Reconsideration denied November 5, 2012.
Review granted at 177 Wn.2d 1007 (2013).
Humphries’ conviction of assault in the third degree was later vacated.
The Fourth Circuit has disagreed that a stipulation relieves the prosecution of its obligation to prove the elements of a crime beyond a reasonable doubt. United States v. Muse, 83 F.3d 672, 679-80 (4th Cir. 1996). “Although a fact stipulation may have the effect of providing proof beyond a reasonable doubt of the existence of the facts that make up an element, a conviction is not valid unless a jury considers the stipulation and returns a guilty verdict based on its finding that the government proved the elements of the crime beyond a reasonable doubt.” Muse, 83 F.3d at 679-80. As a result of this analysis, the court noted that the government must produce the stipulation at trial in order to carry its burden. Muse, 83 F.3d at 678. In Wolf, however, this court chose not to follow Muse, holding instead that a stipulation need not be read to the jury in order to support a conviction. 134 Wn. App. at 201.

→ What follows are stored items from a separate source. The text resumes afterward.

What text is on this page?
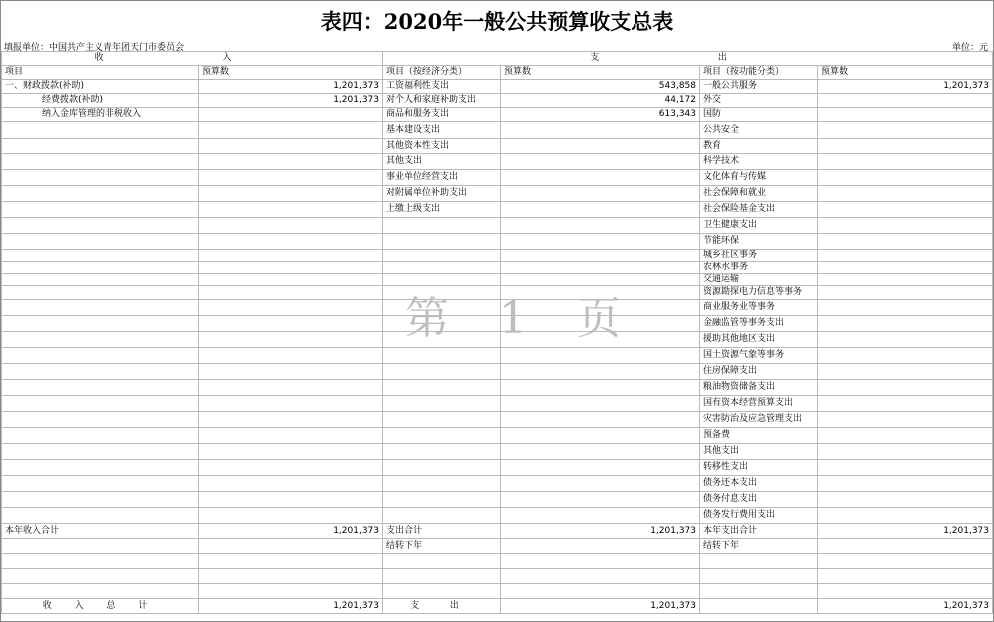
表四：2020年一般公共预算收支总表
填报单位：中国共产主义青年团天门市委员会	单位：元
收 入		支 出			
项目	预算数	项目（按经济分类）	预算数	项目（按功能分类）	预算数
一、财政拨款(补助)	1,201,373	工资福利性支出	543,858	一般公共服务	1,201,373
经费拨款(补助)	1,201,373	对个人和家庭补助支出	44,172	外交	
纳入金库管理的非税收入		商品和服务支出	613,343	国防	
		基本建设支出		公共安全	
		其他资本性支出		教育	
		其他支出		科学技术	
		事业单位经营支出		文化体育与传媒	
		对附属单位补助支出		社会保障和就业	
		上缴上级支出		社会保险基金支出	
				卫生健康支出	
				节能环保	
				城乡社区事务	
				农林水事务	
				交通运输	
				资源勘探电力信息等事务	
				商业服务业等事务	
				金融监管等事务支出	
				援助其他地区支出	
				国土资源气象等事务	
				住房保障支出	
				粮油物资储备支出	
				国有资本经营预算支出	
				灾害防治及应急管理支出	
				预备费	
				其他支出	
				转移性支出	
				债务还本支出	
				债务付息支出	
				债务发行费用支出	
本年收入合计	1,201,373	支出合计	1,201,373	本年支出合计	1,201,373
		结转下年		结转下年	

收 入 总 计	1,201,373	支 出	1,201,373		1,201,373
第 1 页
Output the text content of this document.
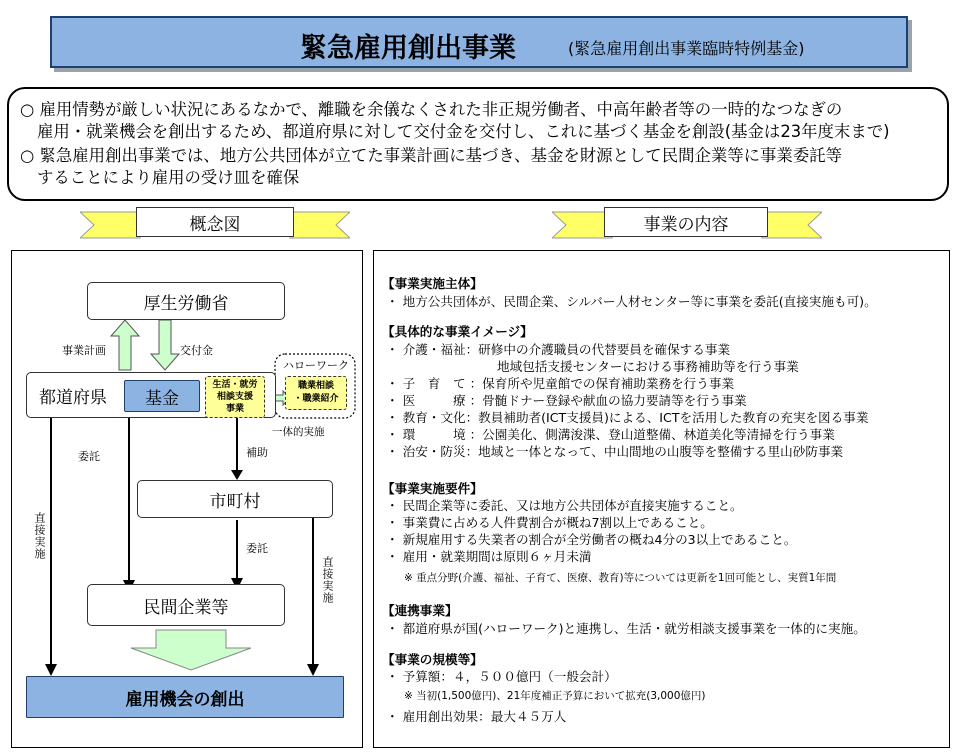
緊急雇用創出事業	(緊急雇用創出事業臨時特例基金)
○ 雇用情勢が厳しい状況にあるなかで、離職を余儀なくされた非正規労働者、中高年齢者等の一時的なつなぎの
雇用・就業機会を創出するため、都道府県に対して交付金を交付し、これに基づく基金を創設(基金は23年度末まで)
○ 緊急雇用創出事業では、地方公共団体が立てた事業計画に基づき、基金を財源として民間企業等に事業委託等
することにより雇用の受け皿を確保
概念図	事業の内容
厚生労働省
事業計画	交付金
都道府県 基金
生活・就労
相談支援
事業
ハローワーク
職業相談
・職業紹介
一体的実施
委託	補助
直接実施
市町村
委託
直接実施
民間企業等
雇用機会の創出
【事業実施主体】
・ 地方公共団体が、民間企業、シルバー人材センター等に事業を委託(直接実施も可)。
【具体的な事業イメージ】
・ 介護・福祉：研修中の介護職員の代替要員を確保する事業
地域包括支援センターにおける事務補助等を行う事業
・ 子　育　て ：保育所や児童館での保育補助業務を行う事業
・ 医　　　療 ：骨髄ドナー登録や献血の協力要請等を行う事業
・ 教育・文化：教員補助者(ICT支援員)による、ICTを活用した教育の充実を図る事業
・ 環　　　境 ：公園美化、側溝浚渫、登山道整備、林道美化等清掃を行う事業
・ 治安・防災：地域と一体となって、中山間地の山腹等を整備する里山砂防事業
【事業実施要件】
・ 民間企業等に委託、又は地方公共団体が直接実施すること。
・ 事業費に占める人件費割合が概ね7割以上であること。
・ 新規雇用する失業者の割合が全労働者の概ね4分の3以上であること。
・ 雇用・就業期間は原則６ヶ月未満
※ 重点分野(介護、福祉、子育て、医療、教育)等については更新を1回可能とし、実質1年間
【連携事業】
・ 都道府県が国(ハローワーク)と連携し、生活・就労相談支援事業を一体的に実施。
【事業の規模等】
・ 予算額：４，５００億円（一般会計）
※ 当初(1,500億円)、21年度補正予算において拡充(3,000億円)
・ 雇用創出効果：最大４５万人
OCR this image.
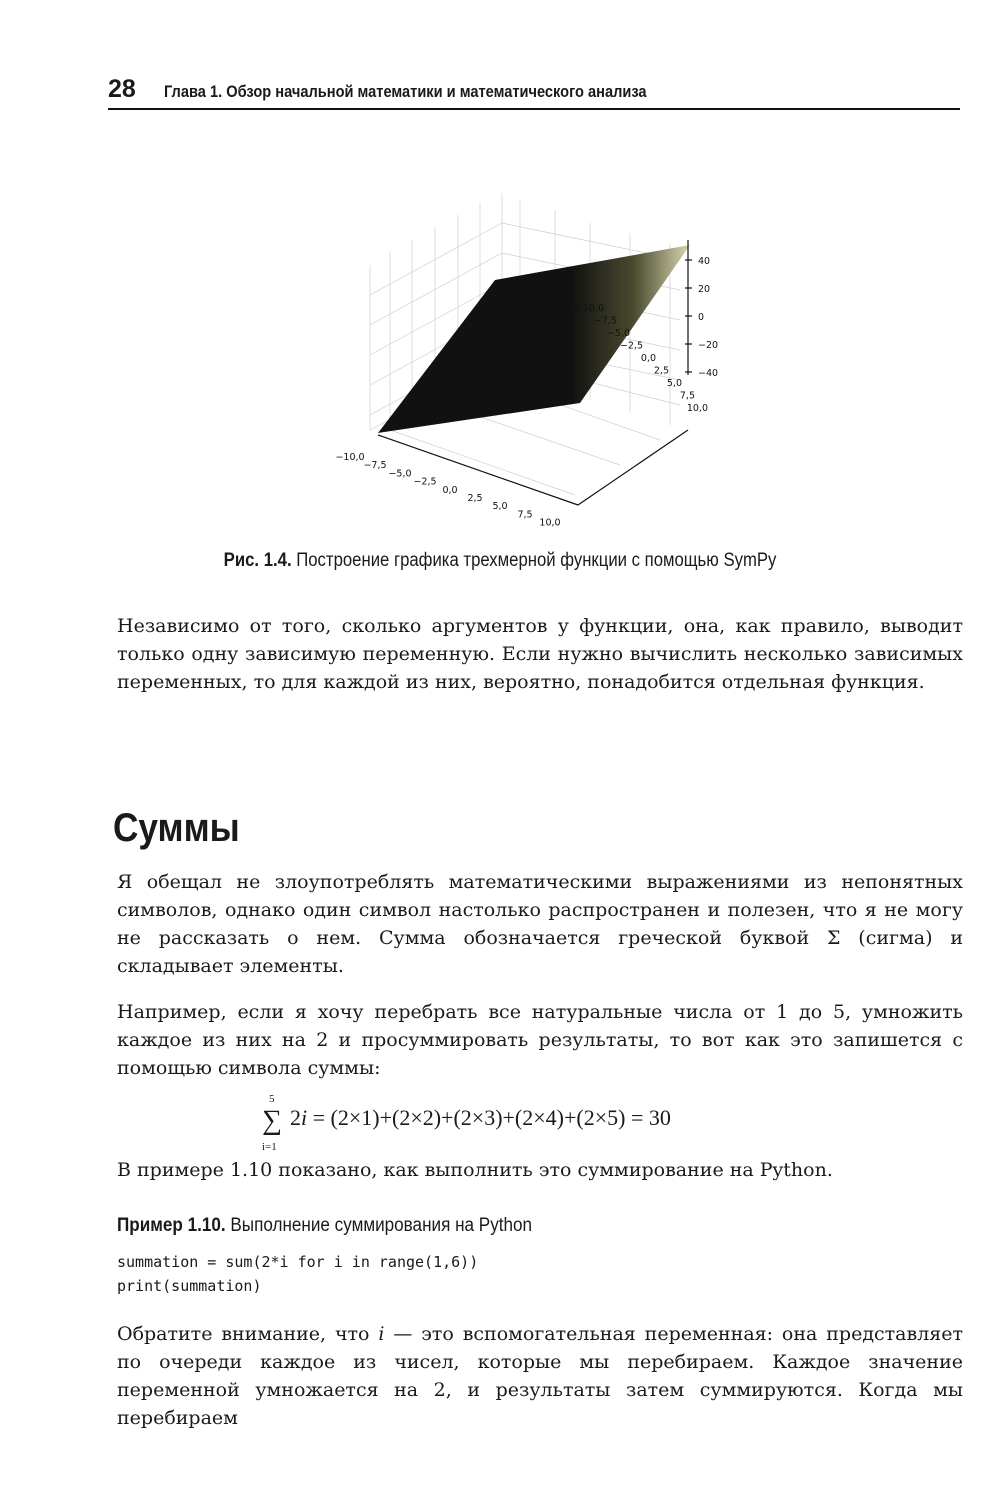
28 Глава 1. Обзор начальной математики и математического анализа
40
20
0
−20
−40
−10,0
−7,5
−5,0
−2,5
0,0
2,5
5,0
7,5
10,0
10,0
7,5
5,0
2,5
0,0
−2,5
−5,0
−7,5
−10,0
Рис. 1.4. Построение графика трехмерной функции с помощью SymPy

Независимо от того, сколько аргументов у функции, она, как правило, выводит только одну зависимую переменную. Если нужно вычислить несколько зависимых переменных, то для каждой из них, вероятно, понадобится отдельная функция.

Суммы

Я обещал не злоупотреблять математическими выражениями из непонятных символов, однако один символ настолько распространен и полезен, что я не могу не рассказать о нем. Сумма обозначается греческой буквой Σ (сигма) и складывает элементы.

Например, если я хочу перебрать все натуральные числа от 1 до 5, умножить каждое из них на 2 и просуммировать результаты, то вот как это запишется с помощью символа суммы:

5
∑
i=1
2i = (2×1)+(2×2)+(2×3)+(2×4)+(2×5) = 30

В примере 1.10 показано, как выполнить это суммирование на Python.

Пример 1.10. Выполнение суммирования на Python
summation = sum(2*i for i in range(1,6))
print(summation)

Обратите внимание, что i — это вспомогательная переменная: она представляет по очереди каждое из чисел, которые мы перебираем. Каждое значение переменной умножается на 2, и результаты затем суммируются. Когда мы перебираем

The Washington Supreme Court Committee on Jury Instructions has explained that, where a defendant stipulates to an element of a charged offense, such a stipulation also “amounts to a partial waiver of the right to trial by jury.” 11 Washington Practice: Washington Pattern Jury Instructions: Criminal 4.77 cmt. at 165 (3d ed. 2008) (noting that, because stipulation is partial waiver of defendant’s right to jury trial, “the best practice is to have the defendant sign a written stipulation and have it reviewed and acknowledged in open court”).
As the majority correctly notes, a stipulation to a prior conviction is certainly a matter of trial strategy. Indeed, because the admission of the name and nature of a prior offense carries with it the risk of unfair prejudice to a defendant, where a defendant offers to stipulate to the existence of an unnamed prior conviction that is an element of the charged offense, a trial court violates ER 403 by not accepting the stipulation. Old Chief v. United States, 519 U.S. 172, 191, 117 S. Ct. 644, 136 L. Ed. 2d 574 (1997). Moreover, it is true that “the choice of trial tactics, the action to be taken or avoided, and the methodology to be employed must rest in the attorney's judgment.” State v. Piche, 71 Wn.2d 583, 590, 430 P.2d 522 (1967). Nevertheless, the waiver of a constitutional right — even where strategic considerations inform that choice — cannot be involuntary. See, e.g., State v. Woods, 143 Wn.2d 561, 608-09, 23 P.3d 1046 (2001) (holding that waiver of capital defendant’s constitutional right to present relevant evidence in mitigation for the purposes of sentencing must be “knowing, intelligent, and voluntary” but that, because decision “is one that is influenced by trial strategy,” a judge may presume a knowing waiver from the defendant’s conduct).
Of course, it is rare for a defendant to object, on the record, to defense counsel’s decision to stipulate to the fact of a prior conviction. Accordingly, in the vast majority of cases, the defendant’s consent to the stipulation may properly be presumed, Ferreboeuf, 632 F.2d at 836, and a trial court will not err by accepting the stipulation.
Indeed, the majority’s analysis fails even on its own terms. Given that the stipulation was the only evidence presented at trial of Humphries’ previous conviction, it would strain credulity to accept the majority’s suggestion that the trial court’s error in accepting the stipulation had no practical and identifiable consequences in the case.
Similarly, it makes no difference that such evidence was offered at sentencing.